Is Phoebe's false sexual flamboyance and bravado a source of strength, shame, or success? Or all three? More to the point, why is this her only professional strategem? Phoebe’s choices are cringe-inducing. I found it very hard to keep reading at times. But then I questioned myself. Am I slut shaming this heroine, am I being prudish? Possibly. But I don’t think so. So the question remains: Why are bare cleavage and the sexual manipulation of men the predominant way that Phoebe uses her talents in business dealings until the very end? While she’s at it why does she not on her own at least learn something about the industry independently rather than solely relying on her burgeoning relationships with the men in her organization? And, above all, if it’s a smart strategy why is it such a continual source of pain? The workplace plotlines strained my belief in the character and the narrative as a whole.
In contrast, the love story and Phoebe’s reawakening after sexual trauma are handled incredibly well. The connection between Phoebe and Dan and how their physical relationship progresses is believable, specific, not at all cliched. Their relationship hinges on consent and trust as much as chemistry, and Phillips handles it beautifully.

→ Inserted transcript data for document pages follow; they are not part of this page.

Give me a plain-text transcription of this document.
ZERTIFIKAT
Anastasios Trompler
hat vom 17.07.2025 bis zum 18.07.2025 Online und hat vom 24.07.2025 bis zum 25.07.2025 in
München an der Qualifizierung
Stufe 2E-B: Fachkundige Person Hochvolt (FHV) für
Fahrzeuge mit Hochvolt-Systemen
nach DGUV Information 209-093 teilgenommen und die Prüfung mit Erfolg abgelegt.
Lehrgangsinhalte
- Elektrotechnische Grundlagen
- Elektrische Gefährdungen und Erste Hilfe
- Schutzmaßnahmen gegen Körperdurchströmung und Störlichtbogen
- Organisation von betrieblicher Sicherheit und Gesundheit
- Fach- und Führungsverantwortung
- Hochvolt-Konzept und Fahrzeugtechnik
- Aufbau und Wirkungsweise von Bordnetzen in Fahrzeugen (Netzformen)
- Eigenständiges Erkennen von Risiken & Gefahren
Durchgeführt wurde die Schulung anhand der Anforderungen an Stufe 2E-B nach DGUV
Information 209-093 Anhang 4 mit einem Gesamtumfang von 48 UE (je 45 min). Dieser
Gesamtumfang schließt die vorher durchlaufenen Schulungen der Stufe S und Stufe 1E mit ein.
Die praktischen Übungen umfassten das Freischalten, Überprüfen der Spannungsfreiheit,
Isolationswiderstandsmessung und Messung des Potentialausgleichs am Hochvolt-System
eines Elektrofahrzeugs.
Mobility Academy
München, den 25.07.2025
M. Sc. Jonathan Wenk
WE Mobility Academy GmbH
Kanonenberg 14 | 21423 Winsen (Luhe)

It is hard to write a novel that is both sexy and gritty about social reality in that particular historical moment while avoiding being particularly political or preachy. That's a hard needle to thread with the social forces, hard choices and traps women faced navigating a still hostile working world in the wake of the women’s movement. Phoebe is navigating an unjust situation and system. That is inherently political. It Had to Be You seems to want to be on the side of gender equality but not idealistic, not too orthodox, not too feminist maybe?
But the problem with the way Phoebe's written transcends gender politics. It's more fundamental than that. People say and do disrespectful, humiliating things to Phoebe; Phoebe says and does humiliating things to herself. And that lasts pretty much throughout the book in terms of her professional persona even though she grows in her personal life. Self-objectification and playing dumb are her favorite business strategies. And that's the contradiction I couldn't quite believe. Quirks and imperfection are human. Phoebe is human and therefore an imperfect heroine. Plus, all women struggle with self definition in a world that values and condemns female sexuality, but I'm unconvinced that she would choose to be imperfect in this particularly sexually exploitative, self-sabotaging way for this long in her professional life. I don’t buy that it would have gotten her the positive results she’d need to want to stick to that strategy for well over a decade. These choices make the book no better than it should be.